The cockatiel in this sticky had its toe almost bitten completely off by a lovebird:
http://talkcockatiels.com/showthread.php?t=32917

I'm not sure what you are talking about them marrying, but lovebirds and cockatiels generally don't get along very well. It is even dangerous to let hang out together, so your birds living together is a very high safety risk. 

In this case, since they have a flock bond it would be best for them to have separate cages but to have the cages sat next to each other so they can interact and see each other through the bars.


----------



## moonchild (Jul 29, 2012)

It doesn't seem like the cockatiel likes the lovebird very much, and it could one day result in injury to the tiel. Even if it doesn't, the cockatiel must be very stressed having to deal with this obnoxious, pushy roommate violating its personal space. I would separate them. They could still have supervised out of cage time together, but they would each have their own space too. Another option would be to move them to separate rooms and get the lovebird a friend of its own species since it obviously craves avian companionship.


----------



## tielfan (Aug 31, 2008)

It's possible for birds of different species to form a pair bond, but lovebirds are too unrelated to cockatiels for them to actually make babies together. In your case, it's possible that the lovebird wants to pair-bond with the cockatiel, but the cockatiel definitely doesn't want it, and this could lead to dangerous fighting.


----------



## bjknight93 (Nov 13, 2011)

Also, lovebirds are cage territorial..so introducing a new bird would not make things any better. It really is best that you get a second cage for one of the birds to live in. 

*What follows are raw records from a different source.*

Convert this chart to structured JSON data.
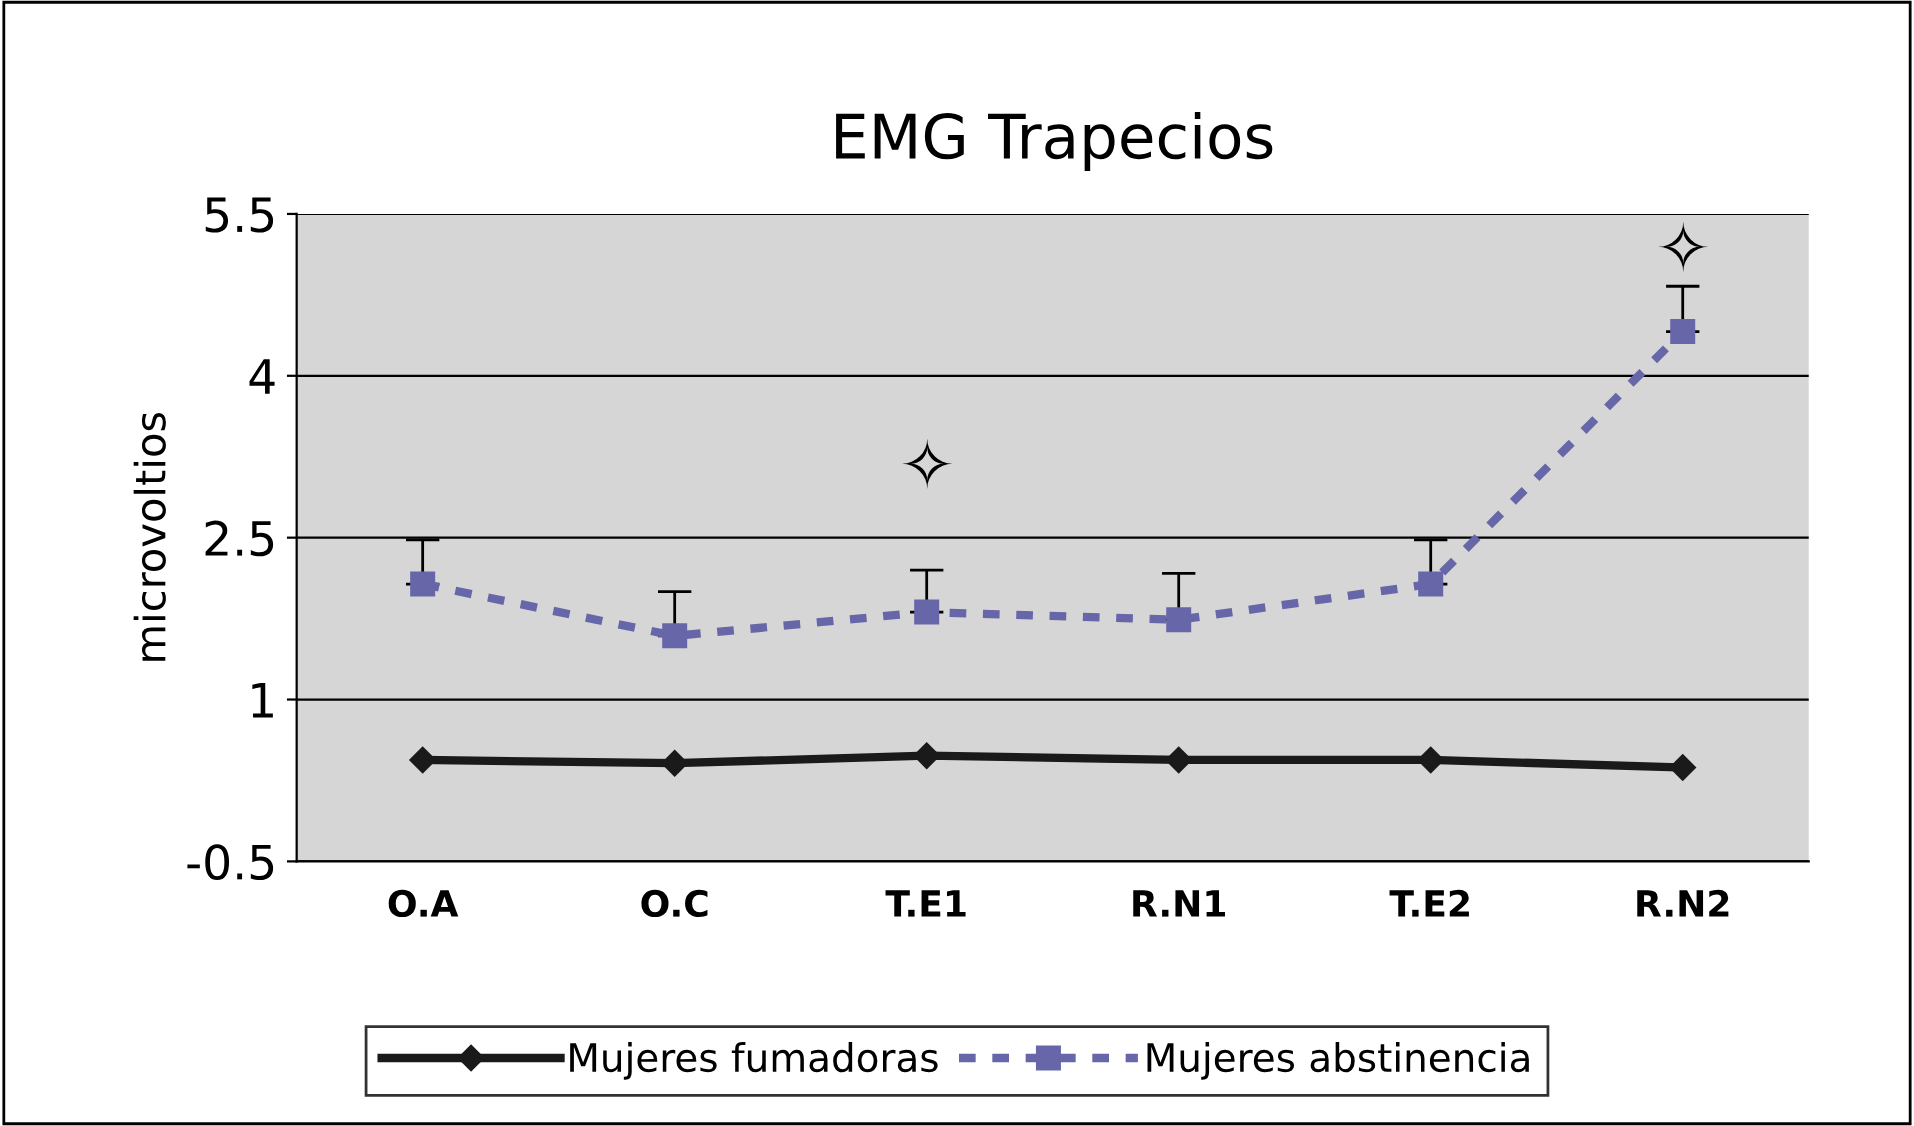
{
  "chart_data": {
    "type": "line",
    "title": "EMG Trapecios",
    "ylabel": "microvoltios",
    "categories": [
      "O.A",
      "O.C",
      "T.E1",
      "R.N1",
      "T.E2",
      "R.N2"
    ],
    "series": [
      {
        "name": "Mujeres fumadoras",
        "color": "#1a1a1a",
        "values": [
          0.44,
          0.41,
          0.48,
          0.44,
          0.44,
          0.37
        ],
        "marker": "diamond",
        "line_style": "solid"
      },
      {
        "name": "Mujeres abstinencia",
        "color": "#6666a8",
        "values": [
          2.07,
          1.59,
          1.81,
          1.74,
          2.07,
          4.41
        ],
        "errors": [
          [
            2.07,
            2.48
          ],
          [
            1.59,
            2.0
          ],
          [
            1.81,
            2.2
          ],
          [
            1.74,
            2.17
          ],
          [
            2.07,
            2.48
          ],
          [
            4.41,
            4.83
          ]
        ],
        "marker": "square",
        "line_style": "dashed"
      }
    ],
    "annotations": [
      "✧",
      "✧"
    ],
    "ylim": [
      -0.5,
      5.5
    ],
    "yticks": [
      -0.5,
      1,
      2.5,
      4,
      5.5
    ],
    "grid": "y",
    "legend": "bottom"
  }
}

DallyTsuka has 2 lovebirds..they are brother and sister and have to be caged separately because not even they (birds who have been together since they hatched) get along well enough. Lovebirds want their own space and their own cage and they do not like to share it or their other personal belongings with other birds.

And even though this does not sound like your lovebird, it is very possible for your lovebird to get upset over the cockatiel not responding to it and then go after it. My bird Luna does this to the female birds when they don't pay him any attention.


----------



## MeanneyFids (Aug 24, 2010)

i have to agree that it is a dangerous situation and needs to be separated. they may seem to be ok now, but all it takes is one argument and you can lose your cockatiel. not worth risking your tiel's life.


----------